The government had previously sidestepped strong trade union criticism to a return to in-person school and university classes by promising full vaccination of educational workers first
Government-opposition vaccine purchase agreement
In a bid to combat the second wave, a reportedly ground-breaking deal between the government and the Washington-backed opposition sector has paved the way for the purchase of 12 million additional vaccines.
The Pan-American Health Organization (PAHO) and UNICEF-brokered agreement, which was announced by self-declared “interim president” Juan Guaidó last week, looks to liberate US $30.3 million in Venezuelan funds frozen by the US government in order to acquire vaccines through the United Nations COVAX program.
As part of its terms, Guaidó, who is still recognized by Washington as Venezuela’s leader, will request a special license from the US Treasury Department’s Office of Foreign Assets Control (OFAC) which oversees Washington’s sanctions regime. The deal was endorsed by the US’ envoy to Venezuela, James Story, who “congratulated both Maduro and Guaidó” last week from his base in Colombia. For its part, the Venezuelan government has yet to comment on the reported agreement, which has been confirmed by PAHO representatives.

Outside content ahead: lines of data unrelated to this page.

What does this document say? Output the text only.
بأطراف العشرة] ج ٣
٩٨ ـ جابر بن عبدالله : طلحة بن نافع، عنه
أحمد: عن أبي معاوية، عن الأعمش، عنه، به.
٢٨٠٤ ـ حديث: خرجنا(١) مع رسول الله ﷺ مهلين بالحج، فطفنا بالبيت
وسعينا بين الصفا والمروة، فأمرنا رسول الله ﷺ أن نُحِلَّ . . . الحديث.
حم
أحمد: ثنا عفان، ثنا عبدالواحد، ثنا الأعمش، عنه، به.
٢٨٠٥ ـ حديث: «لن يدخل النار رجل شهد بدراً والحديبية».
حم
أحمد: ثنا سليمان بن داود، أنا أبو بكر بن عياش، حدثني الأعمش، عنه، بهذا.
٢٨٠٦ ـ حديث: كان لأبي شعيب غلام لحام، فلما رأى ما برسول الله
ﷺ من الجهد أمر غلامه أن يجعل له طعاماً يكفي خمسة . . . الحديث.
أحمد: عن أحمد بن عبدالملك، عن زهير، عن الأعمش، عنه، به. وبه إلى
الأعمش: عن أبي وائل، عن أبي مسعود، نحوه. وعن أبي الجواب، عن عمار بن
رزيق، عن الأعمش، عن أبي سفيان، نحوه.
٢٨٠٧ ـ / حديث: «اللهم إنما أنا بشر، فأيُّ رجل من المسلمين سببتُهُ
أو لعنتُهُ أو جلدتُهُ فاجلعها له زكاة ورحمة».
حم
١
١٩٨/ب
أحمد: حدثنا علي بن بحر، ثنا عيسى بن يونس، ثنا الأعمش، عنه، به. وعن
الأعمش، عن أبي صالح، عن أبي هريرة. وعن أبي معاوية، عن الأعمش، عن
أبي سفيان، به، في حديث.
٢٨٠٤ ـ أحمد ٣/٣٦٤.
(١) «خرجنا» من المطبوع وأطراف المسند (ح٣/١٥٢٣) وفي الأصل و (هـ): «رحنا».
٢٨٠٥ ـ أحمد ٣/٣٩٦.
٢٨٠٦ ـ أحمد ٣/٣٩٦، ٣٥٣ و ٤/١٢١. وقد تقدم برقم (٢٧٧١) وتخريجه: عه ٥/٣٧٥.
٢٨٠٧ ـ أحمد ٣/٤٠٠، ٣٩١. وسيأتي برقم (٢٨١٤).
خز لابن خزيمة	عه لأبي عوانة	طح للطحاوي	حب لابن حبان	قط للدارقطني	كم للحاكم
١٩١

Guaidó has been accused of blocking efforts against the pandemic in recent months, with his team fighting a UN-brokered deal to free up Venezuelan funds held in the UK for healthcare purchases since May 2020. He reportedly also turned down government overtures to order the release of frozen foreign assets placed under his control for vaccine purchases last January, drawing strong criticism.
US-led sanctions against Venezuela have hampered its ability to fight the pandemic by cutting off access to international trade, credit lines and payment channels, as well as freezing billions of dollars of foreign-based assets and penalizing shipping firms working with the country.

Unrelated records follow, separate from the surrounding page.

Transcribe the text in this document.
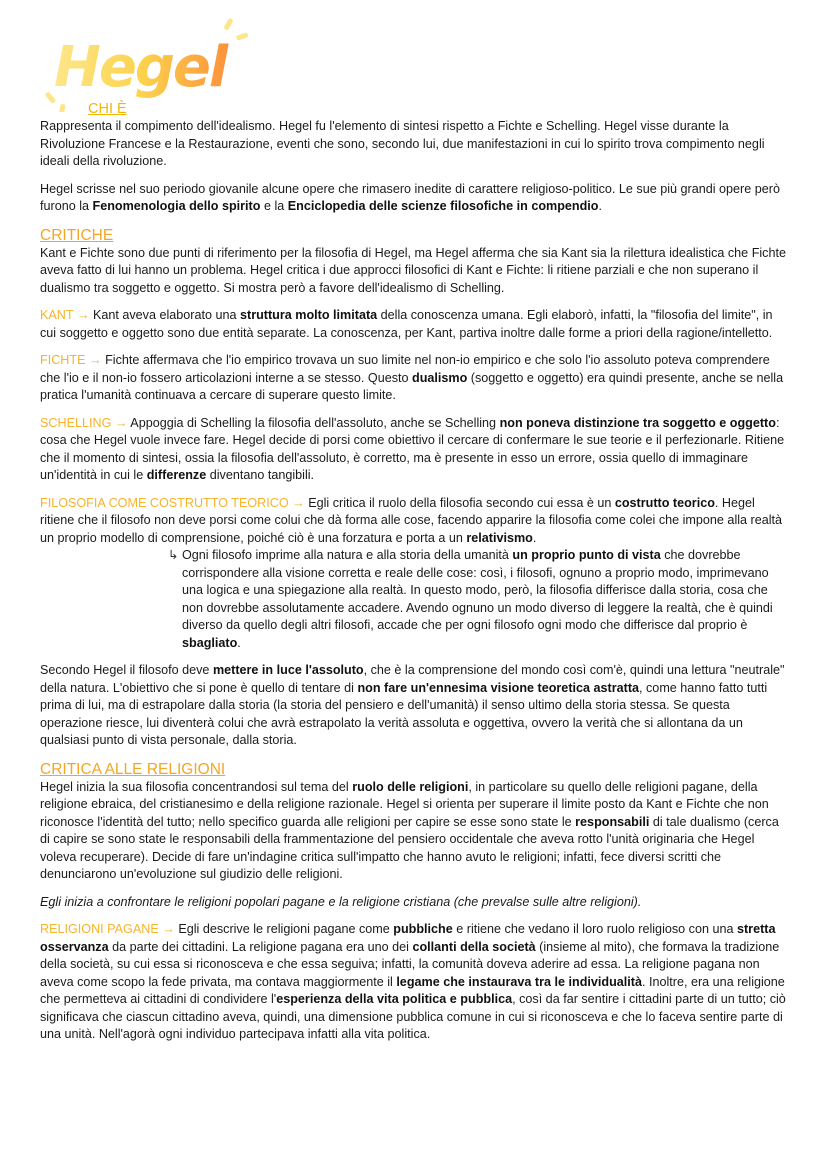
Hegel
CHI È

Rappresenta il compimento dell'idealismo. Hegel fu l'elemento di sintesi rispetto a Fichte e Schelling. Hegel visse durante la Rivoluzione Francese e la Restaurazione, eventi che sono, secondo lui, due manifestazioni in cui lo spirito trova compimento negli ideali della rivoluzione.

Hegel scrisse nel suo periodo giovanile alcune opere che rimasero inedite di carattere religioso-politico. Le sue più grandi opere però furono la Fenomenologia dello spirito e la Enciclopedia delle scienze filosofiche in compendio.

CRITICHE

Kant e Fichte sono due punti di riferimento per la filosofia di Hegel, ma Hegel afferma che sia Kant sia la rilettura idealistica che Fichte aveva fatto di lui hanno un problema. Hegel critica i due approcci filosofici di Kant e Fichte: li ritiene parziali e che non superano il dualismo tra soggetto e oggetto. Si mostra però a favore dell'idealismo di Schelling.

KANT → Kant aveva elaborato una struttura molto limitata della conoscenza umana. Egli elaborò, infatti, la "filosofia del limite", in cui soggetto e oggetto sono due entità separate. La conoscenza, per Kant, partiva inoltre dalle forme a priori della ragione/intelletto.

FICHTE → Fichte affermava che l'io empirico trovava un suo limite nel non-io empirico e che solo l'io assoluto poteva comprendere che l'io e il non-io fossero articolazioni interne a se stesso. Questo dualismo (soggetto e oggetto) era quindi presente, anche se nella pratica l'umanità continuava a cercare di superare questo limite.

SCHELLING → Appoggia di Schelling la filosofia dell'assoluto, anche se Schelling non poneva distinzione tra soggetto e oggetto: cosa che Hegel vuole invece fare. Hegel decide di porsi come obiettivo il cercare di confermare le sue teorie e il perfezionarle. Ritiene che il momento di sintesi, ossia la filosofia dell'assoluto, è corretto, ma è presente in esso un errore, ossia quello di immaginare un'identità in cui le differenze diventano tangibili.

FILOSOFIA COME COSTRUTTO TEORICO → Egli critica il ruolo della filosofia secondo cui essa è un costrutto teorico. Hegel ritiene che il filosofo non deve porsi come colui che dà forma alle cose, facendo apparire la filosofia come colei che impone alla realtà un proprio modello di comprensione, poiché ciò è una forzatura e porta a un relativismo.

↳ Ogni filosofo imprime alla natura e alla storia della umanità un proprio punto di vista che dovrebbe corrispondere alla visione corretta e reale delle cose: così, i filosofi, ognuno a proprio modo, imprimevano una logica e una spiegazione alla realtà. In questo modo, però, la filosofia differisce dalla storia, cosa che non dovrebbe assolutamente accadere. Avendo ognuno un modo diverso di leggere la realtà, che è quindi diverso da quello degli altri filosofi, accade che per ogni filosofo ogni modo che differisce dal proprio è sbagliato.

Secondo Hegel il filosofo deve mettere in luce l'assoluto, che è la comprensione del mondo così com'è, quindi una lettura "neutrale" della natura. L'obiettivo che si pone è quello di tentare di non fare un'ennesima visione teoretica astratta, come hanno fatto tutti prima di lui, ma di estrapolare dalla storia (la storia del pensiero e dell'umanità) il senso ultimo della storia stessa. Se questa operazione riesce, lui diventerà colui che avrà estrapolato la verità assoluta e oggettiva, ovvero la verità che si allontana da un qualsiasi punto di vista personale, dalla storia.

CRITICA ALLE RELIGIONI

Hegel inizia la sua filosofia concentrandosi sul tema del ruolo delle religioni, in particolare su quello delle religioni pagane, della religione ebraica, del cristianesimo e della religione razionale. Hegel si orienta per superare il limite posto da Kant e Fichte che non riconosce l'identità del tutto; nello specifico guarda alle religioni per capire se esse sono state le responsabili di tale dualismo (cerca di capire se sono state le responsabili della frammentazione del pensiero occidentale che aveva rotto l'unità originaria che Hegel voleva recuperare). Decide di fare un'indagine critica sull'impatto che hanno avuto le religioni; infatti, fece diversi scritti che denunciarono un'evoluzione sul giudizio delle religioni.

Egli inizia a confrontare le religioni popolari pagane e la religione cristiana (che prevalse sulle altre religioni).

RELIGIONI PAGANE → Egli descrive le religioni pagane come pubbliche e ritiene che vedano il loro ruolo religioso con una stretta osservanza da parte dei cittadini. La religione pagana era uno dei collanti della società (insieme al mito), che formava la tradizione della società, su cui essa si riconosceva e che essa seguiva; infatti, la comunità doveva aderire ad essa. La religione pagana non aveva come scopo la fede privata, ma contava maggiormente il legame che instaurava tra le individualità. Inoltre, era una religione che permetteva ai cittadini di condividere l'esperienza della vita politica e pubblica, così da far sentire i cittadini parte di un tutto; ciò significava che ciascun cittadino aveva, quindi, una dimensione pubblica comune in cui si riconosceva e che lo faceva sentire parte di una unità. Nell'agorà ogni individuo partecipava infatti alla vita politica.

The unilateral coercive measures have been condemned by a chorus of international spokespersons, including UN Secretary General Antonio Guterres, UN High Commissioner for Human Rights Michelle Bachelet, EU Foreign Policy Chief Josep Borrell and the Pope. They were recently described as “illegal” and “devastating” by an independent UN report.
Despite the blockade, Venezuela has received 200,000 out of 10 million doses of Russia’s Sputnik V vaccine purchased earlier this year, as well as 500,000 Sinopharm doses donated by China. The remaining Sputnik V vaccines are scheduled to arrive during the course of the year.
The Maduro government has additionally announced plans to host 60,000 phase III clinical trials for Cuba’s Soberana 02 and Adbala vaccines in April. However, bids to use the UK’s AstraZeneca vaccine have been recently derailed, with authorities rejecting license applications due to “[health] complications for those who have received it.” It is unclear how the move will impact the estimated 1.4 million AstraZeneca vaccines the country was due to be assigned through the UN COVAX program.
The challenges in accessing further vaccines saw the FEDECAMARAS Chamber of Business and Commerce announce plans to request government authorization to “participate in the access and logistics of the vaccination process (…) hand in hand with the public sector” on Monday. However, the private sector guild, whose repeated meetings with the government have been hailed by Maduro, dismissed rumors that it would import and commercialize up to five million Sputnik V vaccines, vowing to allegedly look to secure vaccine supplies only for its affiliated workplaces.
A national vaccination program began in February, with healthcare and educational workers prioritized alongside National Assembly deputies and police personnel. Data concerning the progress of the program has not been released, however, prompting anti-government sectors to claim a lack of transparency and favoritism in the assignment of the vaccines. Authorities have pledged to vaccinate 70% of Venezuela’s estimated 25 million population by the end of the year.